Taxes Trump : en Bourgogne, les vignerons s’estiment « pris en otages »
AFP le 17/03/2025 à 13:15
« On est pris en otages » : menacés de droits de douane prohibitifs, les vignerons de Bourgogne, pour qui le marché américain est le deuxième après la France, ont l'impression de faire les frais d'une guerre entre Donald Trump et l'UE qui les dépasse.
« Avec une augmentation de 200 %, c’est clairement un arrêt de la commercialisation de nos produits aux États-Unis », avertit sans ambages Damien Leclerc, directeur général de la coopérative La Chablisienne, premier producteur de Chablis (Yonne), dans le centre de la France. « La conséquence, elle sera dramatique », ajoute-t-il au milieu d’immenses cuves inox où repose ce très prestigieux vin blanc de Bourgogne.
Jeudi, le président américain Donald Trump a menacé d’imposer des droits de douane de 200 % sur les vins et alcools de l’Union européenne, si elle ne retirait pas les taxes de 50 % annoncées sur le bourbon américain.
« Ça serait une catastrophe. Ça pourrait porter nos bouteilles à 200 dollars », lâche Thiébault Huber, président de la Confédération des appellations et des vignerons de Bourgogne (CAVB). « Ça serait cataclysmique », renchérit Laurent Delaunay, président du Bureau interprofessionnel des vins de Bourgogne (BIVB).
Au-delà des chiffres, les vignerons bourguignons ont surtout le sentiment d’être les dindons de la farce. « On a un sentiment amer et d’injustice parce qu’on a l’impression d’être des otages de ce conflit qui nous dépasse complètement. Nous sommes des victimes collatérales », regrette M. Delaunay.
« On en a un peu assez d’être systématiquement ciblés quand il y a un différend commercial, car le vin représente la France. On n’a aucun pouvoir dans ces situations », ajoute le président.
La filière avait pourtant prévenu qu’il ne fallait pas « agiter le chiffon rouge des bourbons devant l’administration Trump. Mais on n’a pas été écoutés », déplore M. Delaunay. « On est pris en otage, pas seulement par les États-Unis mais également par l’UE », juge lui aussi M. Huber.

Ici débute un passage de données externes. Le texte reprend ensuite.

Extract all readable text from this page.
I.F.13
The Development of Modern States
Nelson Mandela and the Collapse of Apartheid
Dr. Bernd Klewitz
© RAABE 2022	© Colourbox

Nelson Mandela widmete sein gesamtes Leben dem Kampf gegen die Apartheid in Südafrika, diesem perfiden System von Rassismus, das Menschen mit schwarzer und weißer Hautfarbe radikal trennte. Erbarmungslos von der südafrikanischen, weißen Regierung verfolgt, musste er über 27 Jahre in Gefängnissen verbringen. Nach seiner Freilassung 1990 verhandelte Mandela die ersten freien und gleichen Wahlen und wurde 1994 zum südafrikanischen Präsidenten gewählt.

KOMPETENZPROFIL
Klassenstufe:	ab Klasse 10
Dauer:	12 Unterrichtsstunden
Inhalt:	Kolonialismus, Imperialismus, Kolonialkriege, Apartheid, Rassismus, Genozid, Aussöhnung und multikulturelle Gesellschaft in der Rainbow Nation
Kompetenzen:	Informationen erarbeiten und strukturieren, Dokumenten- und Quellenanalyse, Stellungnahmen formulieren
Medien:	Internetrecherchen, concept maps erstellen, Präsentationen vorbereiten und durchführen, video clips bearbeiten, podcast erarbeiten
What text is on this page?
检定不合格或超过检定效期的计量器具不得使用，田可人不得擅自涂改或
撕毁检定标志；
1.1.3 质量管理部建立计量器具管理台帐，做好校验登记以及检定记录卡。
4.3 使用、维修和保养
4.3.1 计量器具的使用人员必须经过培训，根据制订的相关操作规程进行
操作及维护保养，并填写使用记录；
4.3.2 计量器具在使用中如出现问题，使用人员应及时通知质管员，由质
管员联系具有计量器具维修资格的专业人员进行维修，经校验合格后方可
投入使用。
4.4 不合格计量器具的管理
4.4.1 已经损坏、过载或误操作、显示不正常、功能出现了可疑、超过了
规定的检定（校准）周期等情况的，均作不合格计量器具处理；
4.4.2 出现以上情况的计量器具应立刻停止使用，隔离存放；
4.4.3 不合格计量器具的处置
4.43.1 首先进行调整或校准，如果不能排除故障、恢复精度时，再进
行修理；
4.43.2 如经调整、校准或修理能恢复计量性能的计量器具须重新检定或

« Un seuil psychologique »
« On a passé des journées au Salon de l’agriculture à parler aux parlementaires en leur disant : attention aux conséquences si vous taxez les whiskys mais nos messages n’ont pas été entendus », juge-t-il.
En Bourgogne, les menaces de Trump réveillent de très mauvais souvenirs. Lors de son premier mandat, Donald Trump avait mis en place de 2019 à 2021 une surtaxe de 25 % sur le vin français, à la suite du conflit entre Airbus et Boeing.
Les bourgognes avaient alors vu leurs exportations chuter « de 25 % », se souvient Laurent Delaunay.
La Bourgogne est l’une des régions viticoles les plus exposées à une hausse des droits de douane américains : en 2024, les États-Unis ont en effet représenté 23,5 % du chiffre d’affaires et 21,8 % des volumes de vins de Bourgogne exportés.
C’est plus que la moyenne nationale : 21,2 % de l’ensemble des exportations de vin français en valeur et 15,7 % en volume sont exportés aux USA.
La Bourgogne a de plus récemment bénéficié d’un bond de ses ventes aux États-Unis (+ 16 % en volume et + 26 % en valeur). « Les États-Unis, c’est notre deuxième marché après la France », résume M. Huber.
Le dynamisme est particulièrement vrai pour les blancs qui forment 63 % des volumes exportés aux États-Unis et qui bénéficiaient d’un élan prometteur. Les ventes de Chablis aux États-Unis ont ainsi bondi de 9 % en valeur sur le premier semestre 2024 (dernier chiffre disponible).
« Nos vins blancs ont connu cette année un fort développement » aux USA, rappelle Damien Leclerc, de La Chablisienne.
Une hausse des droits de douane, même si elle se limite à 25 %, comme précédemment annoncée par M. Trump, viendrait stopper cette croissance en faisant « passer un seuil psychologique important puisqu’on serait au-delà des trente dollars » la bouteille, craint le directeur.
Mais la vindicte trumpienne pourrait se retourner contre les États-Unis, avertissent les vignerons. « Mon domaine vend à 60 % à l’export, dont un quart vers les USA. Donc je vais plus m’ouvrir à d’autres marchés », explique M. Huber, citant la Chine notamment. « Mais quand les US vont se réveiller, on n’aura plus de vins à leur vendre ».